Western hemisphere map Public domain image/ E Pluribus Anthony
Western hemisphere map
Public domain image/ E Pluribus Anthony

In Brazil, where the most cases have been reported, health officials report some 72,000 suspect and confirmed cases. The UN agency says the suspected cases (72,062) were unofficial and based on media monitoring.

The Brazilian Ministry of Health estimates a minimum of 497,523 and a maximum of 1,482,701 cases.

Brazil is followed by Colombia (>46,000), Venezuela (>15,000) and the Honduras (almost 13,000 cases).

Twelve Zika-related deaths were reported.

The PAHO says available data suggests that some countries (Venezuela and Panama) are experiencing an increase in ZIKV reports whereas others (El Salvador and Honduras) are showing a decreasing trend. Nevertheless, as the geographical range of the virus expands to new areas, the overall epidemic appears to be increasing in the Region of the Americas.
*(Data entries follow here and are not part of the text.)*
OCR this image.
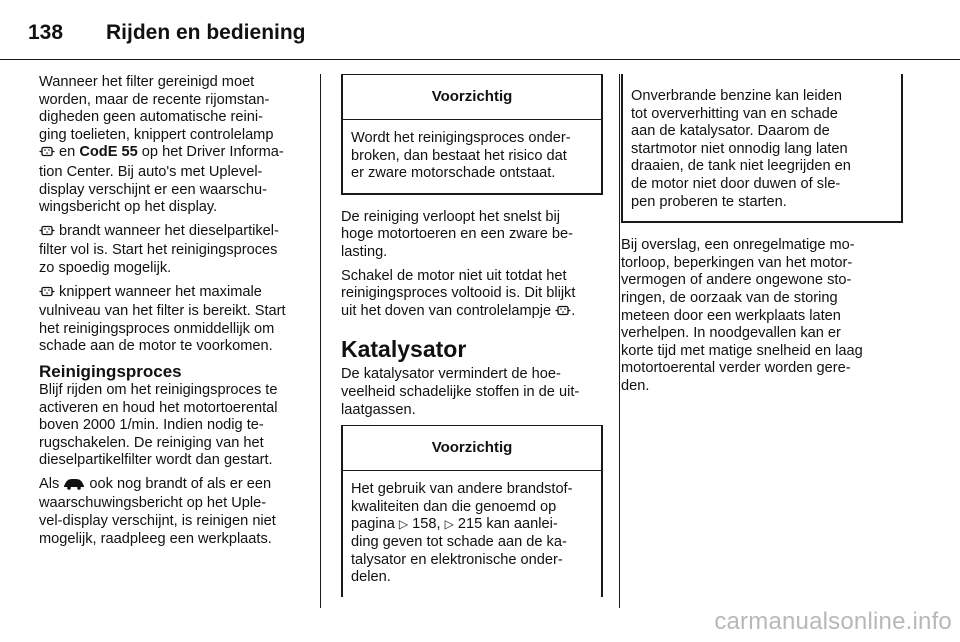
138	Rijden en bediening

Wanneer het filter gereinigd moet
worden, maar de recente rijomstan-
digheden geen automatische reini-
ging toelieten, knippert controlelamp
en CodE 55 op het Driver Informa-
tion Center. Bij auto's met Uplevel-
display verschijnt er een waarschu-
wingsbericht op het display.

brandt wanneer het dieselpartikel-
filter vol is. Start het reinigingsproces
zo spoedig mogelijk.

knippert wanneer het maximale
vulniveau van het filter is bereikt. Start
het reinigingsproces onmiddellijk om
schade aan de motor te voorkomen.

Reinigingsproces

Blijf rijden om het reinigingsproces te
activeren en houd het motortoerental
boven 2000 1/min. Indien nodig te-
rugschakelen. De reiniging van het
dieselpartikelfilter wordt dan gestart.

Als  ook nog brandt of als er een
waarschuwingsbericht op het Uple-
vel-display verschijnt, is reinigen niet
mogelijk, raadpleeg een werkplaats.

Voorzichtig
Wordt het reinigingsproces onder-
broken, dan bestaat het risico dat
er zware motorschade ontstaat.

De reiniging verloopt het snelst bij
hoge motortoeren en een zware be-
lasting.

Schakel de motor niet uit totdat het
reinigingsproces voltooid is. Dit blijkt
uit het doven van controlelampje .

Katalysator

De katalysator vermindert de hoe-
veelheid schadelijke stoffen in de uit-
laatgassen.

Voorzichtig
Het gebruik van andere brandstof-
kwaliteiten dan die genoemd op
pagina ▷ 158, ▷ 215 kan aanlei-
ding geven tot schade aan de ka-
talysator en elektronische onder-
delen.
Onverbrande benzine kan leiden
tot oververhitting van en schade
aan de katalysator. Daarom de
startmotor niet onnodig lang laten
draaien, de tank niet leegrijden en
de motor niet door duwen of sle-
pen proberen te starten.

Bij overslag, een onregelmatige mo-
torloop, beperkingen van het motor-
vermogen of andere ongewone sto-
ringen, de oorzaak van de storing
meteen door een werkplaats laten
verhelpen. In noodgevallen kan er
korte tijd met matige snelheid en laag
motortoerental verder worden gere-
den.

carmanualsonline.info
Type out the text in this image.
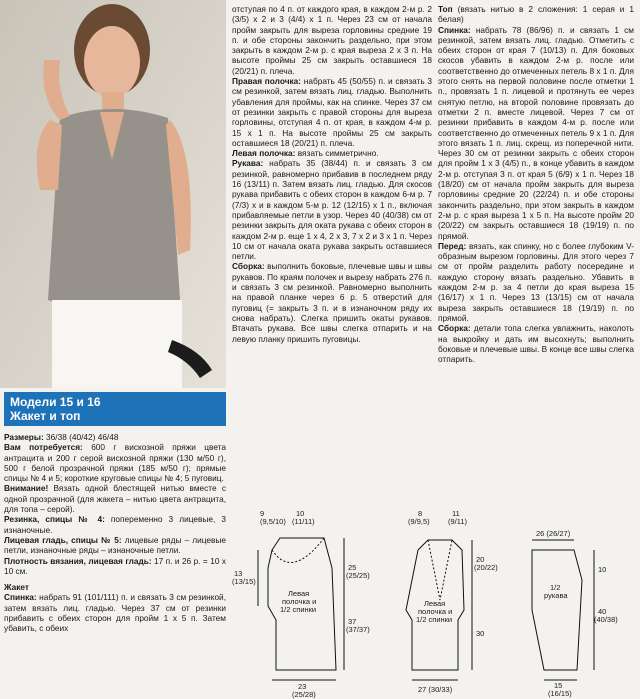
Модели 15 и 16
Жакет и топ

Размеры: 36/38 (40/42) 46/48

Вам потребуется: 600 г вискозной пряжи цвета антрацита и 200 г серой вискозной пряжи (130 м/50 г), 500 г белой прозрачной пряжи (185 м/50 г); прямые спицы № 4 и 5; короткие круговые спицы № 4; 5 пуговиц.

Внимание! Вязать одной блестящей нитью вместе с одной прозрачной (для жакета – нитью цвета антрацита, для топа – серой).

Резинка, спицы № 4: попеременно 3 лицевые, 3 изнаночные.

Лицевая гладь, спицы № 5: лицевые ряды – лицевые петли, изнаночные ряды – изнаночные петли.

Плотность вязания, лицевая гладь: 17 п. и 26 р. = 10 х 10 см.

Жакет

Спинка: набрать 91 (101/111) п. и связать 3 см резинкой, затем вязать лиц. гладью. Через 37 см от резинки прибавить с обеих сторон для пройм 1 х 5 п. Затем убавить, с обеих

отступая по 4 п. от каждого края, в каждом 2-м р. 2 (3/5) х 2 и 3 (4/4) х 1 п. Через 23 см от начала пройм закрыть для выреза горловины средние 19 п. и обе стороны закончить раздельно, при этом закрыть в каждом 2-м р. с края выреза 2 х 3 п. На высоте проймы 25 см закрыть оставшиеся 18 (20/21) п. плеча.

Правая полочка: набрать 45 (50/55) п. и связать 3 см резинкой, затем вязать лиц. гладью. Выполнить убавления для проймы, как на спинке. Через 37 см от резинки закрыть с правой стороны для выреза горловины, отступая 4 п. от края, в каждом 4-м р. 15 х 1 п. На высоте проймы 25 см закрыть оставшиеся 18 (20/21) п. плеча.

Левая полочка: вязать симметрично.

Рукава: набрать 35 (38/44) п. и связать 3 см резинкой, равномерно прибавив в последнем ряду 16 (13/11) п. Затем вязать лиц. гладью. Для скосов рукава прибавить с обеих сторон в каждом 6-м р. 7 (7/3) х и в каждом 5-м р. 12 (12/15) х 1 п., включая прибавляемые петли в узор. Через 40 (40/38) см от резинки закрыть для оката рукава с обеих сторон в каждом 2-м р. еще 1 х 4, 2 х 3, 7 х 2 и 3 х 1 п. Через 10 см от начала оката рукава закрыть оставшиеся петли.

Сборка: выполнить боковые, плечевые швы и швы рукавов. По краям полочек и вырезу набрать 276 п. и связать 3 см резинкой. Равномерно выполнить на правой планке через 6 р. 5 отверстий для пуговиц (= закрыть 3 п. и в изнаночном ряду их снова набрать). Слегка пришить окаты рукавов. Втачать рукава. Все швы слегка отпарить и на левую планку пришить пуговицы.

Топ (вязать нитью в 2 сложения: 1 серая и 1 белая)

Спинка: набрать 78 (86/96) п. и связать 1 см резинкой, затем вязать лиц. гладью. Отметить с обеих сторон от края 7 (10/13) п. Для боковых скосов убавить в каждом 2-м р. после или соответственно до отмеченных петель 8 х 1 п. Для этого снять на первой половине после отметки 1 п., провязать 1 п. лицевой и протянуть ее через снятую петлю, на второй половине провязать до отметки 2 п. вместе лицевой. Через 7 см от резинки прибавить в каждом 4-м р. после или соответственно до отмеченных петель 9 х 1 п. Для этого вязать 1 п. лиц. скрещ. из поперечной нити. Через 30 см от резинки закрыть с обеих сторон для пройм 1 х 3 (4/5) п., в конце убавить в каждом 2-м р. отступая 3 п. от края 5 (6/9) х 1 п. Через 18 (18/20) см от начала пройм закрыть для выреза горловины средние 20 (22/24) п. и обе стороны закончить раздельно, при этом закрыть в каждом 2-м р. с края выреза 1 х 5 п. На высоте пройм 20 (20/22) см закрыть оставшиеся 18 (19/19) п. по прямой.

Перед: вязать, как спинку, но с более глубоким V-образным вырезом горловины. Для этого через 7 см от пройм разделить работу посередине и каждую сторону вязать раздельно. Убавить в каждом 2-м р. за 4 петли до края выреза 15 (16/17) х 1 п. Через 13 (13/15) см от начала выреза закрыть оставшиеся 18 (19/19) п. по прямой.

Сборка: детали топа слегка увлажнить, наколоть на выкройку и дать им высохнуть; выполнить боковые и плечевые швы. В конце все швы слегка отпарить.

9
(9,5/10)
10
(11/11)
13
(13/15)
25
(25/25)
37
(37/37)
Левая
полочка и
1/2 спинки
23
(25/28)
8
(9/9,5)
11
(9/11)
20
(20/22)
30
Левая
полочка и
1/2 спинки
27 (30/33)
26 (26/27)
1/2
рукава
10
40
(40/38)
15
(16/15)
Concerning microcephaly and other CNS disorders, Brazil is the only country/territory in the Region that has officially reported an increase of congenital microcephaly. In addition, United States of America has identified ZIKV-associated microcephaly.

In addition, six countries/territories in the Region have reported an excess of Guillain-Barre syndrome, or GBS (Brazil, Colombia, El Salvador, Honduras, Suriname, and Venezuela), and three other countries/territories have identified ZIKV-associated cases of GBS (Martinique, Panama, and Puerto Rico).